В тот день низко по самой земле и над деревьями завивался невиданный ветер – Похвист – и я чувствовал его острые спиральки кончиком носа и языка…
В тот день, покорившись силе своего имени, я видел обернутым назад зрением все, что в песках происходило раньше. Но тут же виденное забывал…
– Бэнг! – крикнул смелый пилот и «дурацкий учитель» Архипка. И я передвинул взгляд с необычной действительности, которая вскипала и опадала сзади – вперед: туда, где была всамделишняя жизнь, а не жизнь, вылупившаяся вдруг из оболочки рябого змеиного яйца…

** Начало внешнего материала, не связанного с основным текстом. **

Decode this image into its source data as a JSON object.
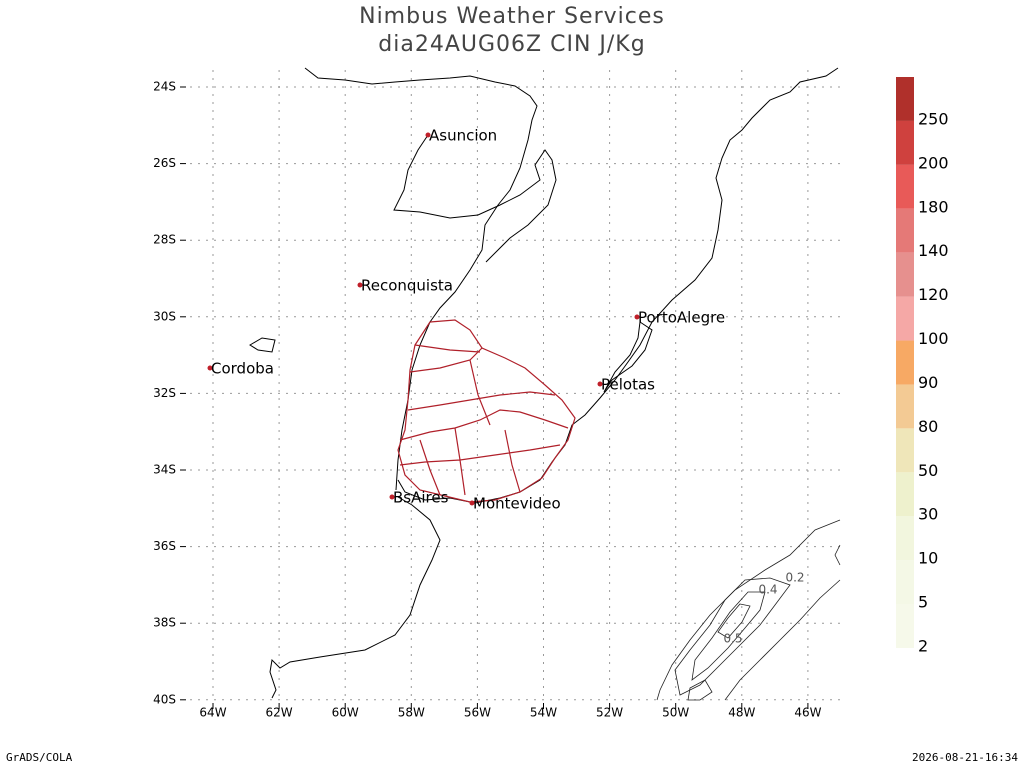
{
  "header": {
    "title": "Nimbus Weather Services",
    "subtitle": "dia24AUG06Z CIN J/Kg"
  },
  "map": {
    "lat_ticks": [
      "24S",
      "26S",
      "28S",
      "30S",
      "32S",
      "34S",
      "36S",
      "38S",
      "40S"
    ],
    "lon_ticks": [
      "64W",
      "62W",
      "60W",
      "58W",
      "56W",
      "54W",
      "52W",
      "50W",
      "48W",
      "46W"
    ],
    "cities": [
      "Asuncion",
      "Reconquista",
      "Cordoba",
      "PortoAlegre",
      "Pelotas",
      "BsAires",
      "Montevideo"
    ],
    "contour_labels": [
      "0.2",
      "0.4",
      "0.5"
    ]
  },
  "colorbar": {
    "levels": [
      {
        "value": 2,
        "color": "#f6f9ea"
      },
      {
        "value": 5,
        "color": "#f4f8e6"
      },
      {
        "value": 10,
        "color": "#f2f6de"
      },
      {
        "value": 30,
        "color": "#eef1cd"
      },
      {
        "value": 50,
        "color": "#efe6b9"
      },
      {
        "value": 80,
        "color": "#f3ca94"
      },
      {
        "value": 90,
        "color": "#f7a964"
      },
      {
        "value": 100,
        "color": "#f5a8a6"
      },
      {
        "value": 120,
        "color": "#e6908e"
      },
      {
        "value": 140,
        "color": "#e57977"
      },
      {
        "value": 180,
        "color": "#e85a58"
      },
      {
        "value": 200,
        "color": "#cf413e"
      },
      {
        "value": 250,
        "color": "#b0302b"
      }
    ]
  },
  "footer": {
    "left": "GrADS/COLA",
    "right": "2026-08-21-16:34"
  }
}
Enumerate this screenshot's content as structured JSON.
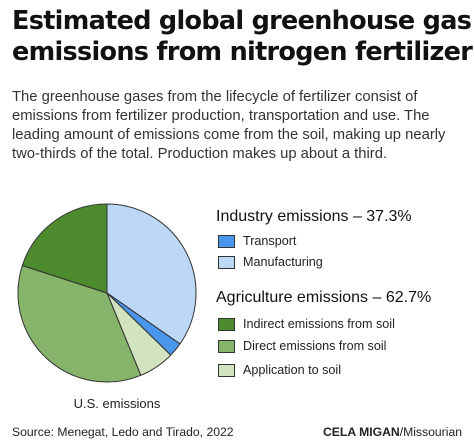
{
  "header": {
    "title_line1": "Estimated global greenhouse gas",
    "title_line2": "emissions from nitrogen fertilizer",
    "subtitle": "The greenhouse gases from the lifecycle of fertilizer consist of emissions from fertilizer production, transportation and use. The leading amount of emissions come from the soil, making up nearly two-thirds of the total. Production makes up about a third."
  },
  "chart_data": {
    "type": "pie",
    "caption": "U.S. emissions",
    "groups": [
      {
        "label": "Industry emissions – 37.3%",
        "items": [
          {
            "label": "Transport",
            "color": "#4a96ec"
          },
          {
            "label": "Manufacturing",
            "color": "#bcd8f6"
          }
        ]
      },
      {
        "label": "Agriculture emissions – 62.7%",
        "items": [
          {
            "label": "Indirect emissions from soil",
            "color": "#4e8b2f"
          },
          {
            "label": "Direct emissions from soil",
            "color": "#86b46a"
          },
          {
            "label": "Application to soil",
            "color": "#d2e4bf"
          }
        ]
      }
    ],
    "slices": [
      {
        "label": "Manufacturing",
        "value": 34.7,
        "color": "#bcd8f6"
      },
      {
        "label": "Transport",
        "value": 2.6,
        "color": "#4a96ec"
      },
      {
        "label": "Application to soil",
        "value": 6.5,
        "color": "#d2e4bf"
      },
      {
        "label": "Direct emissions from soil",
        "value": 36.2,
        "color": "#86b46a"
      },
      {
        "label": "Indirect emissions from soil",
        "value": 20.0,
        "color": "#4e8b2f"
      }
    ]
  },
  "footer": {
    "source": "Source: Menegat, Ledo and Tirado, 2022",
    "credit_name": "CELA MIGAN",
    "credit_org": "/Missourian"
  }
}
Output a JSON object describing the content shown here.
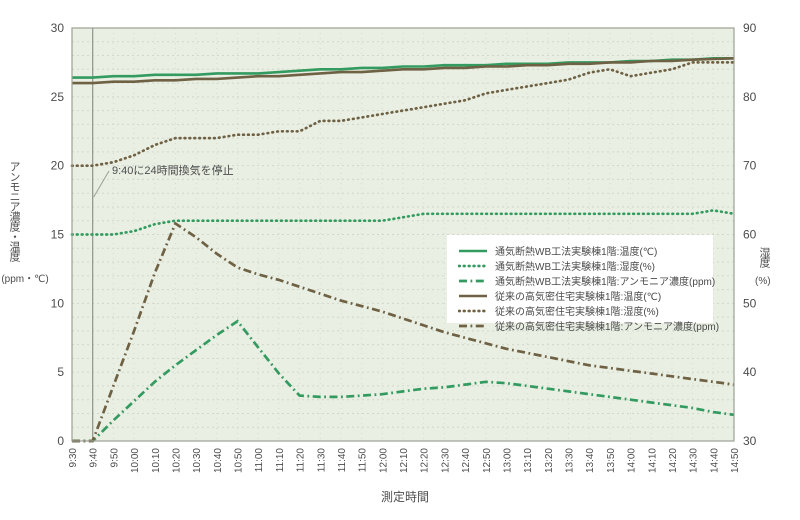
{
  "chart_data": {
    "type": "line",
    "title": "",
    "xlabel": "測定時間",
    "ylabel_left": "アンモニア濃度・温度",
    "ylabel_left_unit": "(ppm・℃)",
    "ylabel_right": "湿度",
    "ylabel_right_unit": "(%)",
    "grid": true,
    "legend_position": "middle-right",
    "left_axis": {
      "min": 0,
      "max": 30,
      "ticks": [
        30,
        25,
        20,
        15,
        10,
        5,
        0
      ]
    },
    "right_axis": {
      "min": 30,
      "max": 90,
      "ticks": [
        90,
        80,
        70,
        60,
        50,
        40,
        30
      ]
    },
    "annotation": {
      "text": "9:40に24時間換気を停止",
      "time": "9:40"
    },
    "colors": {
      "wb": "#339b60",
      "conventional": "#6f6144",
      "plot_bg": "#e9efe3",
      "grid": "#d2d7ca",
      "axis": "#9ba095",
      "text": "#4c4c4c",
      "vline": "#90948c",
      "legend_bg": "#ffffff"
    },
    "x": [
      "9:30",
      "9:40",
      "9:50",
      "10:00",
      "10:10",
      "10:20",
      "10:30",
      "10:40",
      "10:50",
      "11:00",
      "11:10",
      "11:20",
      "11:30",
      "11:40",
      "11:50",
      "12:00",
      "12:10",
      "12:20",
      "12:30",
      "12:40",
      "12:50",
      "13:00",
      "13:10",
      "13:20",
      "13:30",
      "13:40",
      "13:50",
      "14:00",
      "14:10",
      "14:20",
      "14:30",
      "14:40",
      "14:50"
    ],
    "series": [
      {
        "name": "通気断熱WB工法実験棟1階:温度(℃)",
        "color_key": "wb",
        "style": "solid",
        "axis": "left",
        "values": [
          26.4,
          26.4,
          26.5,
          26.5,
          26.6,
          26.6,
          26.6,
          26.7,
          26.7,
          26.7,
          26.8,
          26.9,
          27.0,
          27.0,
          27.1,
          27.1,
          27.2,
          27.2,
          27.3,
          27.3,
          27.3,
          27.4,
          27.4,
          27.4,
          27.5,
          27.5,
          27.5,
          27.6,
          27.6,
          27.7,
          27.7,
          27.8,
          27.8
        ]
      },
      {
        "name": "通気断熱WB工法実験棟1階:湿度(%)",
        "color_key": "wb",
        "style": "dotted",
        "axis": "right",
        "values": [
          60,
          60,
          60,
          60.5,
          61.5,
          62,
          62,
          62,
          62,
          62,
          62,
          62,
          62,
          62,
          62,
          62,
          62.5,
          63,
          63,
          63,
          63,
          63,
          63,
          63,
          63,
          63,
          63,
          63,
          63,
          63,
          63,
          63.5,
          63
        ]
      },
      {
        "name": "通気断熱WB工法実験棟1階:アンモニア濃度(ppm)",
        "color_key": "wb",
        "style": "dashdot",
        "axis": "left",
        "values": [
          0,
          0,
          1.5,
          2.9,
          4.3,
          5.5,
          6.6,
          7.7,
          8.7,
          6.8,
          4.9,
          3.3,
          3.2,
          3.2,
          3.3,
          3.4,
          3.6,
          3.8,
          3.9,
          4.1,
          4.3,
          4.2,
          4.0,
          3.8,
          3.6,
          3.4,
          3.2,
          3.0,
          2.8,
          2.6,
          2.4,
          2.1,
          1.9
        ]
      },
      {
        "name": "従来の高気密住宅実験棟1階:温度(℃)",
        "color_key": "conventional",
        "style": "solid",
        "axis": "left",
        "values": [
          26.0,
          26.0,
          26.1,
          26.1,
          26.2,
          26.2,
          26.3,
          26.3,
          26.4,
          26.5,
          26.5,
          26.6,
          26.7,
          26.8,
          26.8,
          26.9,
          27.0,
          27.0,
          27.1,
          27.1,
          27.2,
          27.2,
          27.3,
          27.3,
          27.4,
          27.4,
          27.5,
          27.5,
          27.6,
          27.6,
          27.7,
          27.75,
          27.8
        ]
      },
      {
        "name": "従来の高気密住宅実験棟1階:湿度(%)",
        "color_key": "conventional",
        "style": "dotted",
        "axis": "right",
        "values": [
          70,
          70,
          70.5,
          71.5,
          73,
          74,
          74,
          74,
          74.5,
          74.5,
          75,
          75,
          76.5,
          76.5,
          77,
          77.5,
          78,
          78.5,
          79,
          79.5,
          80.5,
          81,
          81.5,
          82,
          82.5,
          83.5,
          84,
          83,
          83.5,
          84,
          85,
          85,
          85
        ]
      },
      {
        "name": "従来の高気密住宅実験棟1階:アンモニア濃度(ppm)",
        "color_key": "conventional",
        "style": "dashdot",
        "axis": "left",
        "values": [
          0,
          0,
          4,
          8,
          12.2,
          15.8,
          14.8,
          13.6,
          12.6,
          12.1,
          11.7,
          11.2,
          10.7,
          10.2,
          9.8,
          9.4,
          8.9,
          8.4,
          7.9,
          7.5,
          7.1,
          6.7,
          6.4,
          6.1,
          5.8,
          5.5,
          5.3,
          5.1,
          4.9,
          4.7,
          4.5,
          4.3,
          4.1
        ]
      }
    ]
  }
}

Дула наконец выпустил из рук веревку. Рыжая лошадь шарахнулась в сторону и завалилась на бок, в какую-то песчаную лужу. Тысячи золотинок, – как старинные дукаты, ефимки и талеры – полетели вверх и в стороны из-под ее бледно-бархатного пуза.

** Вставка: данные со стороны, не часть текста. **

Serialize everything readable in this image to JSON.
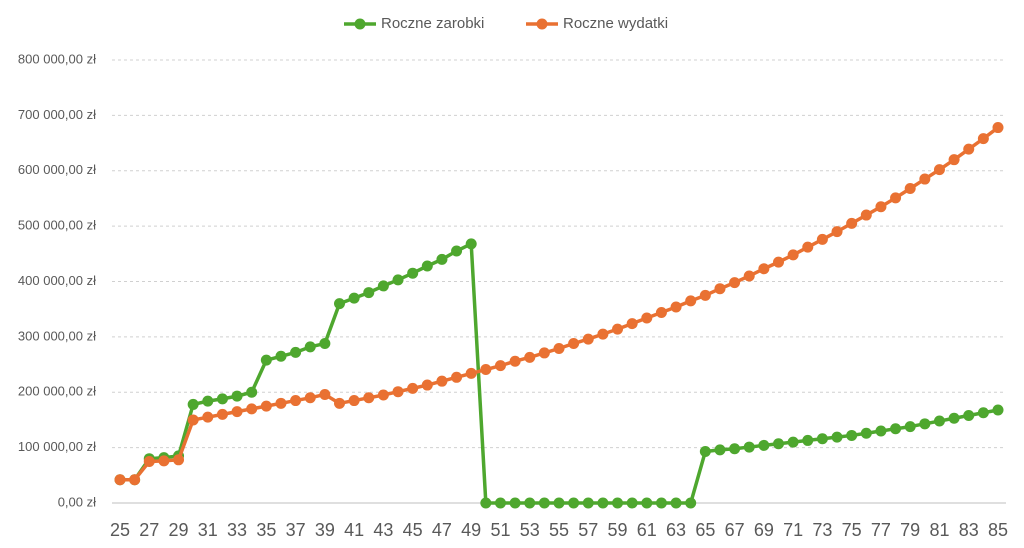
{
  "chart_data": {
    "type": "line",
    "categories": [
      "25",
      null,
      "27",
      null,
      "29",
      null,
      "31",
      null,
      "33",
      null,
      "35",
      null,
      "37",
      null,
      "39",
      null,
      "41",
      null,
      "43",
      null,
      "45",
      null,
      "47",
      null,
      "49",
      null,
      "51",
      null,
      "53",
      null,
      "55",
      null,
      "57",
      null,
      "59",
      null,
      "61",
      null,
      "63",
      null,
      "65",
      null,
      "67",
      null,
      "69",
      null,
      "71",
      null,
      "73",
      null,
      "75",
      null,
      "77",
      null,
      "79",
      null,
      "81",
      null,
      "83",
      null,
      "85"
    ],
    "series": [
      {
        "name": "Roczne zarobki",
        "color": "#4ea72e",
        "values": [
          42000,
          42000,
          80000,
          82000,
          85000,
          178000,
          184000,
          188000,
          193000,
          200000,
          258000,
          265000,
          272000,
          282000,
          288000,
          360000,
          370000,
          380000,
          392000,
          403000,
          415000,
          428000,
          440000,
          455000,
          468000,
          0,
          0,
          0,
          0,
          0,
          0,
          0,
          0,
          0,
          0,
          0,
          0,
          0,
          0,
          0,
          93000,
          96000,
          98000,
          101000,
          104000,
          107000,
          110000,
          113000,
          116000,
          119000,
          122000,
          126000,
          130000,
          134000,
          138000,
          143000,
          148000,
          153000,
          158000,
          163000,
          168000
        ]
      },
      {
        "name": "Roczne wydatki",
        "color": "#e97132",
        "values": [
          42000,
          42000,
          75000,
          76000,
          78000,
          150000,
          155000,
          160000,
          165000,
          170000,
          175000,
          180000,
          185000,
          190000,
          196000,
          180000,
          185000,
          190000,
          195000,
          201000,
          207000,
          213000,
          220000,
          227000,
          234000,
          241000,
          248000,
          256000,
          263000,
          271000,
          279000,
          288000,
          296000,
          305000,
          314000,
          324000,
          334000,
          344000,
          354000,
          365000,
          375000,
          387000,
          398000,
          410000,
          423000,
          435000,
          448000,
          462000,
          476000,
          490000,
          505000,
          520000,
          535000,
          551000,
          568000,
          585000,
          602000,
          620000,
          639000,
          658000,
          678000
        ]
      }
    ],
    "ylim": [
      0,
      800000
    ],
    "yticks": [
      {
        "value": 0,
        "label": "0,00 zł"
      },
      {
        "value": 100000,
        "label": "100 000,00 zł"
      },
      {
        "value": 200000,
        "label": "200 000,00 zł"
      },
      {
        "value": 300000,
        "label": "300 000,00 zł"
      },
      {
        "value": 400000,
        "label": "400 000,00 zł"
      },
      {
        "value": 500000,
        "label": "500 000,00 zł"
      },
      {
        "value": 600000,
        "label": "600 000,00 zł"
      },
      {
        "value": 700000,
        "label": "700 000,00 zł"
      },
      {
        "value": 800000,
        "label": "800 000,00 zł"
      }
    ],
    "grid": true,
    "legend": "top"
  }
}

«Ероплан» резко рвануло вверх. Тихие реки неба словно подхватили его, стали укачивать на своих волнах.
Но тут же самолет-планер стал падать вниз.

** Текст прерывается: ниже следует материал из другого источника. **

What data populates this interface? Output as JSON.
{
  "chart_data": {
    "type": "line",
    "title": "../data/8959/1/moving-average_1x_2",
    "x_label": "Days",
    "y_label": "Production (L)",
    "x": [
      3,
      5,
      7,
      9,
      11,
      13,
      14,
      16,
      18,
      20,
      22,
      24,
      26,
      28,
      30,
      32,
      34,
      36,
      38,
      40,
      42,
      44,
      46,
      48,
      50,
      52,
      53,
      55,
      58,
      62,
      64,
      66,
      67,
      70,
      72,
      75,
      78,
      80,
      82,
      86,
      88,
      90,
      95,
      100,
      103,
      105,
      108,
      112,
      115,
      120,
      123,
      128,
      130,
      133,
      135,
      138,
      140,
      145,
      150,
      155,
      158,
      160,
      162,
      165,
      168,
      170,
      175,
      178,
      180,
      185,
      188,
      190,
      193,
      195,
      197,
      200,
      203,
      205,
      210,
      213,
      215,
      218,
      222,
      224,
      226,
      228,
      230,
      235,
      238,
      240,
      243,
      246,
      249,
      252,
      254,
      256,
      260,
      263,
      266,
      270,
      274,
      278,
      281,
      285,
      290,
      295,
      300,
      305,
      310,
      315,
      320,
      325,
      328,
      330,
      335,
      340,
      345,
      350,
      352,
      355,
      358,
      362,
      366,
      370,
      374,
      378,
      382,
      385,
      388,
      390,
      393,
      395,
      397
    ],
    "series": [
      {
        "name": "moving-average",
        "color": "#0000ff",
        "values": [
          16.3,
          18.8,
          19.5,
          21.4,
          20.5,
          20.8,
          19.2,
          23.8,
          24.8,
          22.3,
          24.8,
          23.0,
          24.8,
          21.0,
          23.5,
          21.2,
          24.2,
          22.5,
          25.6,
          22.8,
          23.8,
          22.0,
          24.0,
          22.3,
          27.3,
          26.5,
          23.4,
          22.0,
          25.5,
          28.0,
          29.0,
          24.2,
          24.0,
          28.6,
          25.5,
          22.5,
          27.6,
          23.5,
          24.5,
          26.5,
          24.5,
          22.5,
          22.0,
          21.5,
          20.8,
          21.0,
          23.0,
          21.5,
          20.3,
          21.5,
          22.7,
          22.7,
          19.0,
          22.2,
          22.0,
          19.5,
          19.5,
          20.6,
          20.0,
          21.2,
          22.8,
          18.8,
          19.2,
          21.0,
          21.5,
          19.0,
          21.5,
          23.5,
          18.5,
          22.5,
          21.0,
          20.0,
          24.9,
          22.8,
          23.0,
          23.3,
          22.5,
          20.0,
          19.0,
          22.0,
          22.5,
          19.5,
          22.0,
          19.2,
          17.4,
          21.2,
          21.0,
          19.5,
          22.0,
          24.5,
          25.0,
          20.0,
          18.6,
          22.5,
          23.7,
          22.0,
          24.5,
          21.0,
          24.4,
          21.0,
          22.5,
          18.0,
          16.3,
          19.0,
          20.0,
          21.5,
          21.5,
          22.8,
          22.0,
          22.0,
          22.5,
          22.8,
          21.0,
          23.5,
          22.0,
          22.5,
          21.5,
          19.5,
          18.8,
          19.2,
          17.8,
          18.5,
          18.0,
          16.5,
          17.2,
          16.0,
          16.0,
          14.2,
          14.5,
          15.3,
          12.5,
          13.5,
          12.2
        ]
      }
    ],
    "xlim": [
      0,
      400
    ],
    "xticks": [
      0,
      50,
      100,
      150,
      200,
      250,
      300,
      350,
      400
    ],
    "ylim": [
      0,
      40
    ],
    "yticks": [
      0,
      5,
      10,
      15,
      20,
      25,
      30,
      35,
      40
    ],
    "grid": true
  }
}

– Бэнг! Чёрт! – крикнул еще раз Архипка, «ероплан» как-то дико развернуло, занесло вправо, и он одним крылом врезался в песчаную, невесть как вставшую на пути гору, из которой уже третий год брали песок для стройки.
«Ероплан» дрогнул еще раз, основная его часть от врезавшегося в гору крыла отломилась, и кабина, вместе с нами, перевернувшись вверх дном, ударилась о землю. От испуга я крепко сожмурил веки.
Мелкие червячки зимы уже завелись, уже шевелятся в воздухе.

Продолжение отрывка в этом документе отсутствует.